Ефим Алексеевич с радостным трепетом ехал на Береговую улицу. Там в маленьком домике, окруженным садом, жила его возлюбленная.

Уже совсем стемнело, когда он подъехал к заветному крыльцу. В одном окне светился огонь. Ефим Алексеевич заглянул в окно. Амалия сидела за столом и что-то вязала. Он постучал, как у них давно было условлено, три раза. Дверь отворилась, мелькнуло розовое платье.

– Ефим! О, ти не забыль свою Амальхен?

Ефим Алексеевич протянул к ней обе руки. Он точно переселялся в другой мир, полный светлых видений. Шайтанка, с курными избами, с унылыми фигурами мастеровых, злобно поглядывавших на владельца, – все это стало бесконечно далеким. Ефим Алексеевич наслаждался любовью и покоем. Он был счастлив сознанием, что, несмотря на свои сорок восемь лет, еще нравится женщинам. Правда, Амальхен ему стоит очень дорого, но что делать, в таком возрасте нельзя не платить за любовь.

– Я слышал, ты собираешься замуж выскочить?

– О, найн, найн!
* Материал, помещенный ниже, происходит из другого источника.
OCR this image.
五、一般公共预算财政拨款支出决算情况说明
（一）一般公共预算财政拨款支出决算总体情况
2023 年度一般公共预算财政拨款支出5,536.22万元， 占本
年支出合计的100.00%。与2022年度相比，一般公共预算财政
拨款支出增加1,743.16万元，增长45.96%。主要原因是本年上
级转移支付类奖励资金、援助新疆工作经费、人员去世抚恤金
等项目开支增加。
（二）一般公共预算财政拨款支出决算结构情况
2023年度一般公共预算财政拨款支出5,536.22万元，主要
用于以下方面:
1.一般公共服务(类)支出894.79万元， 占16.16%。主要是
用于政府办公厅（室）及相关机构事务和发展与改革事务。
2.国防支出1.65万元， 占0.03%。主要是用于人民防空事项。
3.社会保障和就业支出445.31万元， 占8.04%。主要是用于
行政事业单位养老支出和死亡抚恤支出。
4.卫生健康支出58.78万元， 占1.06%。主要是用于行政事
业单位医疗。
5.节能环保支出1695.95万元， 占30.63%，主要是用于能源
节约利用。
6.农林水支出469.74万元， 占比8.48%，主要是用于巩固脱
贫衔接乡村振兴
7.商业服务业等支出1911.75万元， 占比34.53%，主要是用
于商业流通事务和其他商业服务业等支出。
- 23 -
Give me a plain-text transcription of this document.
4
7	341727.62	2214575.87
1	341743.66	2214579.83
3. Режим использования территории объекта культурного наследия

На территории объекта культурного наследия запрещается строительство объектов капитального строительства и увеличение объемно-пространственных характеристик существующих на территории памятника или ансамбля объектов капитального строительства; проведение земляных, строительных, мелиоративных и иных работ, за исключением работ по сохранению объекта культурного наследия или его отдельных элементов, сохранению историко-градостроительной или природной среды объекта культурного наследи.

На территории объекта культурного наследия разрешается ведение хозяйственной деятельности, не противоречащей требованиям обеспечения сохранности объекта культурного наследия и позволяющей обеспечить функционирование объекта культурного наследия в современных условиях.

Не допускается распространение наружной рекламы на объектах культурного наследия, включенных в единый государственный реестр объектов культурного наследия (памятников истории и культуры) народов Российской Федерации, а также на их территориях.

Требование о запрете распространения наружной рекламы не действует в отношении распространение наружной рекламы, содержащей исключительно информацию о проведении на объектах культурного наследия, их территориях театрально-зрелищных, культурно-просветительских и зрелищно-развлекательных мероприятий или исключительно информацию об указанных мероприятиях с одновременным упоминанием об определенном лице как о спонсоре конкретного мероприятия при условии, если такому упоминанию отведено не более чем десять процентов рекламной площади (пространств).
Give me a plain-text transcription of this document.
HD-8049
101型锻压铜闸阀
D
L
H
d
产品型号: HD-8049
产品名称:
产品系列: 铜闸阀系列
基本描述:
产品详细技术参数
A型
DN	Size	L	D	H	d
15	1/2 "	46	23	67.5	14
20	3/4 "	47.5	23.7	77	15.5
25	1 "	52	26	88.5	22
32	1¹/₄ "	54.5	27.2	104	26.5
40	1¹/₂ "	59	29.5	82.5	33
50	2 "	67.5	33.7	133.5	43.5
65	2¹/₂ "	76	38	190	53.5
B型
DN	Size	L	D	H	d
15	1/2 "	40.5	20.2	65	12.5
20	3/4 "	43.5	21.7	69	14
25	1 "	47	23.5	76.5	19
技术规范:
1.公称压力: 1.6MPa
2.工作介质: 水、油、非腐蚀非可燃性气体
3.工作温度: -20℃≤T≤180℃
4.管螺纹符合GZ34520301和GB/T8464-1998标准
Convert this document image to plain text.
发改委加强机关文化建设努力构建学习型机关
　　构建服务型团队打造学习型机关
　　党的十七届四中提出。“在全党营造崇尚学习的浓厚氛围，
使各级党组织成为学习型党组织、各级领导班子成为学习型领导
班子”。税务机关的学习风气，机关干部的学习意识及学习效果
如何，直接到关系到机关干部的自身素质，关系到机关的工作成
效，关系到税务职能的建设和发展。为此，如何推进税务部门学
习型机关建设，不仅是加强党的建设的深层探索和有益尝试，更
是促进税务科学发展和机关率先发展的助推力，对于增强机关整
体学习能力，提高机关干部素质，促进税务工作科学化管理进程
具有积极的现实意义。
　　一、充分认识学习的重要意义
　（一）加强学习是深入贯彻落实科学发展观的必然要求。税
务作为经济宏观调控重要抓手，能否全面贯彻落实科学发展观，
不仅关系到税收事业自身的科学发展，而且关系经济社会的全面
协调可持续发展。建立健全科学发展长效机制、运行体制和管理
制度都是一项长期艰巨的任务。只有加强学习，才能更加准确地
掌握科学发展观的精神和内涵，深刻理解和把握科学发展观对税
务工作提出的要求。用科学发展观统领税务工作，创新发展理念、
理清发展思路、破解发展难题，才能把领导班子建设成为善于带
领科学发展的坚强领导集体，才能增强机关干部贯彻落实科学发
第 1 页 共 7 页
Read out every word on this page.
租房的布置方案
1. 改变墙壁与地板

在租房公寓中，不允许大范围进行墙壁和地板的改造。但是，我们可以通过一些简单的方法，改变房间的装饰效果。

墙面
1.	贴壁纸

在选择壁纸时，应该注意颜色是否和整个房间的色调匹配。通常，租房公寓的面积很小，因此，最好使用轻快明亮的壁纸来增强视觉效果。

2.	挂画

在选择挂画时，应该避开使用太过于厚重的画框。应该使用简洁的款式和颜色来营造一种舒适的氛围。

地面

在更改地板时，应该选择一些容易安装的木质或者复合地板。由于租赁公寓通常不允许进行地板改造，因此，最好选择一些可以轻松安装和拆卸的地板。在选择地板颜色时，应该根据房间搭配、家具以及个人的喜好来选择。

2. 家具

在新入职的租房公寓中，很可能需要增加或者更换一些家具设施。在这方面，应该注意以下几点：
Я люблю только тебя. Ти один хороший.

– Смотри у меня! А то, давай, я тебя увезу в Шайтанку?

– Там Катиш.

– Катерину отправлю обратно к ее мамаше.

Она отрицательно покачала головой.

– Не хочешь – силой увезу.

Амалия посмотрела на него с испугом.

– Не хочу, не хочу. Ти злой.

– Ну, ладно, ладно. Шуток не понимаешь, дура. Ставь-ка лучше на стол вино и закуски…

На другой день Ефим Алексеевич отправился в горную канцелярию. Здесь он познакомился с новым членом горной канцелярии коллежским асессором Башмаковым. Одетый в полувоенный мундир чиновник с холодным и властным лицом встретил его вопросов:

– Как у вас на заводе? Спокойно?

– Грех пожаловаться. Народ у меня не балованный, работают…

Губы Башмакова сложились в улыбку. Должно быть, он не поверил.

– Советую все же завести команду из верных людей.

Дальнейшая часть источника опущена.